Novel chemical controls are needed that selectively target human, animal, and plant parasitic nematodes with reduced adverse effects on the host or the environment. We hypothesize that the phosphodiesterase (PDE) enzyme family represents a potential target for development of novel nematicides and anthelmintics. To test this, we identified six PDE families present in the nematode phylum that are orthologous to six of the eleven human PDE families. We characterized the binding interactions of family-selective PDE inhibitors with human and C. elegans PDE4 in conjunction with molecular dynamics (MD) simulations to evaluate differences in binding interactions of these inhibitors within the PDE4 catalytic domain. We observed that roflumilast (human PDE4-selective inhibitor) and zardaverine (selective for human PDE3 and PDE4) were 159- and 77-fold less potent, respectively, in inhibiting C. elegans PDE4. The pan-specific PDE inhibitor isobutyl methyl xanthine (IBMX) had similar affinity for nematode and human PDE4. Of 32 residues within 5 Å of the ligand binding site, five revealed significant differences in non-bonded interaction energies (van der Waals and electrostatic interaction energies) that could account for the differential binding affinities of roflumilast and zardaverine. One site (Phe506 in the human PDE4D3 amino acid sequence corresponding to Tyr253 in C. elegans PDE4) is predicted to alter the binding conformation of roflumilast and zardaverine (but not IBMX) into a less energetically favorable state for the nematode enzyme. The pharmacological differences in sensitivity to PDE4 inhibitors in conjunction with differences in the amino acids comprising the inhibitor binding sites of human and C. elegans PDE4 catalytic domains together support the feasibility of designing the next generation of anthelmintics/nematicides that could selectively bind to nematode PDEs.

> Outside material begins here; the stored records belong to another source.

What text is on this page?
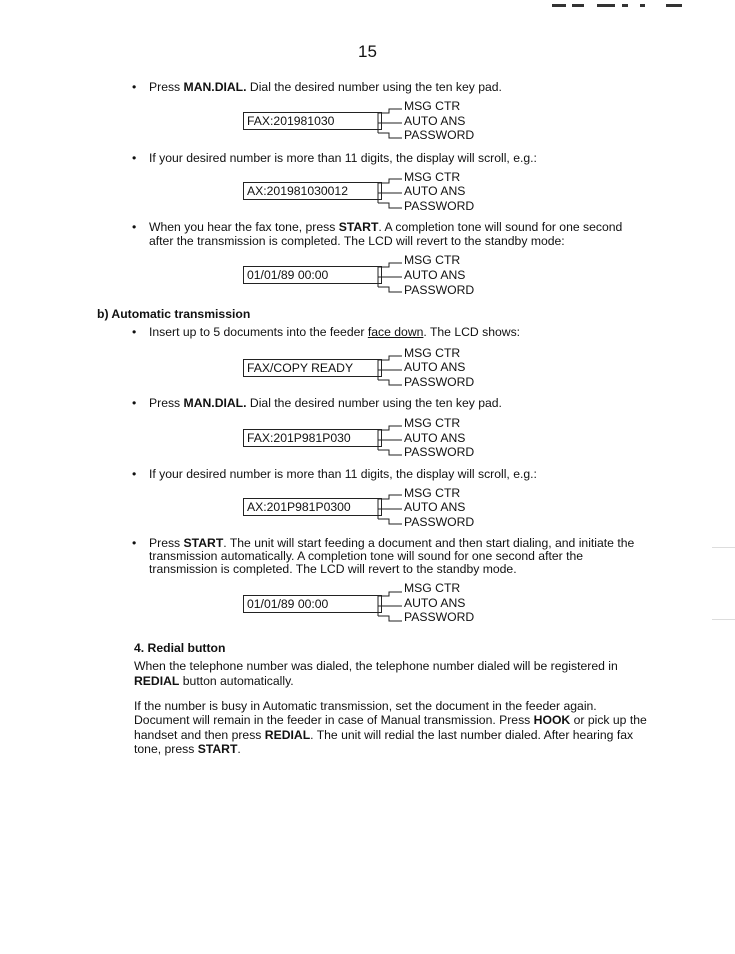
15
• Press MAN.DIAL. Dial the desired number using the ten key pad.
FAX:201981030
MSG CTR
AUTO ANS
PASSWORD
• If your desired number is more than 11 digits, the display will scroll, e.g.:
AX:201981030012
MSG CTR
AUTO ANS
PASSWORD
• When you hear the fax tone, press START. A completion tone will sound for one second
after the transmission is completed. The LCD will revert to the standby mode:
01/01/89 00:00
MSG CTR
AUTO ANS
PASSWORD
b) Automatic transmission
• Insert up to 5 documents into the feeder face down. The LCD shows:
FAX/COPY READY
MSG CTR
AUTO ANS
PASSWORD
• Press MAN.DIAL. Dial the desired number using the ten key pad.
FAX:201P981P030
MSG CTR
AUTO ANS
PASSWORD
• If your desired number is more than 11 digits, the display will scroll, e.g.:
AX:201P981P0300
MSG CTR
AUTO ANS
PASSWORD
• Press START. The unit will start feeding a document and then start dialing, and initiate the
transmission automatically. A completion tone will sound for one second after the
transmission is completed. The LCD will revert to the standby mode.
01/01/89 00:00
MSG CTR
AUTO ANS
PASSWORD
4. Redial button
When the telephone number was dialed, the telephone number dialed will be registered in
REDIAL button automatically.
If the number is busy in Automatic transmission, set the document in the feeder again.
Document will remain in the feeder in case of Manual transmission. Press HOOK or pick up the
handset and then press REDIAL. The unit will redial the last number dialed. After hearing fax
tone, press START.
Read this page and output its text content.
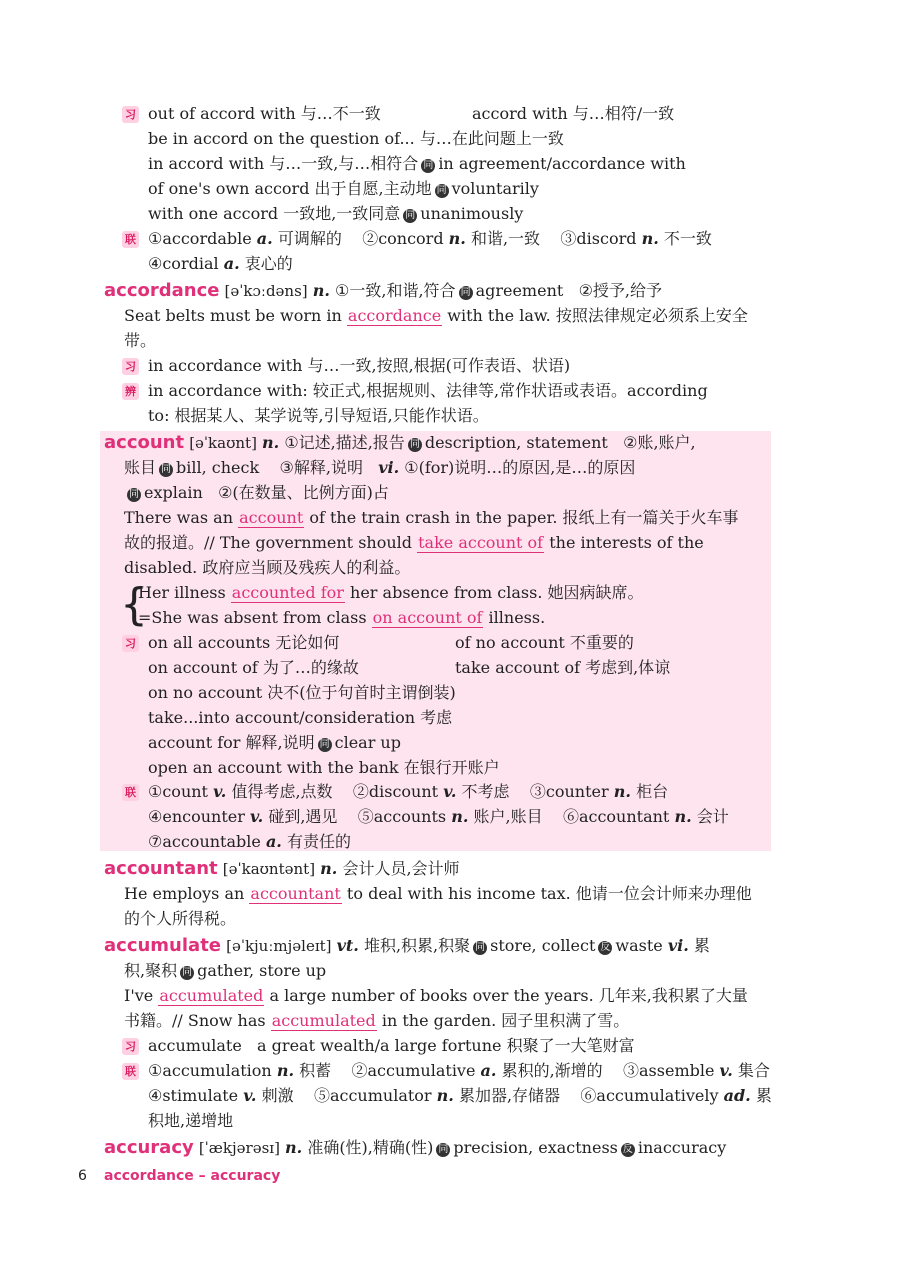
习 out of accord with 与…不一致	accord with 与…相符/一致
be in accord on the question of... 与…在此问题上一致
in accord with 与…一致,与…相符合 同 in agreement/accordance with
of one's own accord 出于自愿,主动地 同 voluntarily
with one accord 一致地,一致同意 同 unanimously
联 ①accordable a. 可调解的 ②concord n. 和谐,一致 ③discord n. 不一致
④cordial a. 衷心的
accordance [əˈkɔːdəns] n. ①一致,和谐,符合 同 agreement ②授予,给予
Seat belts must be worn in accordance with the law. 按照法律规定必须系上安全
带。
习 in accordance with 与…一致,按照,根据(可作表语、状语)
辨 in accordance with: 较正式,根据规则、法律等,常作状语或表语。according
to: 根据某人、某学说等,引导短语,只能作状语。
account [əˈkaʊnt] n. ①记述,描述,报告 同 description, statement ②账,账户,
账目 同 bill, check ③解释,说明 vi. ①(for)说明…的原因,是…的原因
同 explain ②(在数量、比例方面)占
There was an account of the train crash in the paper. 报纸上有一篇关于火车事
故的报道。// The government should take account of the interests of the
disabled. 政府应当顾及残疾人的利益。
{
Her illness accounted for her absence from class. 她因病缺席。
=She was absent from class on account of illness.
习 on all accounts 无论如何	of no account 不重要的
on account of 为了…的缘故	take account of 考虑到,体谅
on no account 决不(位于句首时主谓倒装)
take...into account/consideration 考虑
account for 解释,说明 同 clear up
open an account with the bank 在银行开账户
联 ①count v. 值得考虑,点数 ②discount v. 不考虑 ③counter n. 柜台
④encounter v. 碰到,遇见 ⑤accounts n. 账户,账目 ⑥accountant n. 会计
⑦accountable a. 有责任的
accountant [əˈkaʊntənt] n. 会计人员,会计师
He employs an accountant to deal with his income tax. 他请一位会计师来办理他
的个人所得税。
accumulate [əˈkjuːmjəleɪt] vt. 堆积,积累,积聚 同 store, collect 反 waste vi. 累
积,聚积 同 gather, store up
I've accumulated a large number of books over the years. 几年来,我积累了大量
书籍。// Snow has accumulated in the garden. 园子里积满了雪。
习 accumulate   a great wealth/a large fortune 积聚了一大笔财富
联 ①accumulation n. 积蓄 ②accumulative a. 累积的,渐增的 ③assemble v. 集合
④stimulate v. 刺激 ⑤accumulator n. 累加器,存储器 ⑥accumulatively ad. 累
积地,递增地
accuracy [ˈækjərəsɪ] n. 准确(性),精确(性) 同 precision, exactness 反 inaccuracy
6 accordance – accuracy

亟需开发可选择性靶向人、动物及植物寄生线虫，且对宿主或环境不良反应更低的新型化学防控策略。我们提出假说：磷酸二酯酶（PDE）酶家族可作为开发新型杀线虫剂与抗蠕虫药的潜在靶点。为验证该假说，我们鉴定出线虫门中存在6个与人类11个PDE家族中6个直系同源的PDE家族。我们结合分子动力学（MD）模拟，对家族选择性PDE抑制剂与人类及秀丽隐杆线虫（C. elegans）PDE4的结合相互作用进行了表征，以评估这些抑制剂在PDE4催化结构域内结合相互作用的差异。我们观察到，罗氟司特（人类PDE4选择性抑制剂）与扎达维林（对人类PDE3和PDE4具有选择性）在抑制秀丽隐杆线虫PDE4时，效力分别仅为抑制人类PDE4的1/159和1/77。泛特异性PDE抑制剂异丁基甲基黄嘌呤（IBMX）对线虫与人类PDE4的结合亲和力相近。在配体结合位点5Å范围内的32个氨基酸残基中，有5个残基的非键相互作用能（范德华力与静电相互作用能）存在显著差异，这可解释罗氟司特与扎达维林结合亲和力的差异。其中一个位点（人类PDE4D3氨基酸序列中的Phe506，对应秀丽隐杆线虫PDE4中的Tyr253）被预测会改变罗氟司特和扎达维林（而非IBMX）的结合构象，使其在线虫酶中处于能量上更不利的状态。人类与秀丽隐杆线虫PDE4催化结构域在对PDE4抑制剂的敏感性差异，以及二者抑制剂结合位点的氨基酸组成差异，共同支持了开发可选择性结合线虫PDE的新一代抗蠕虫药/杀线虫剂的可行性。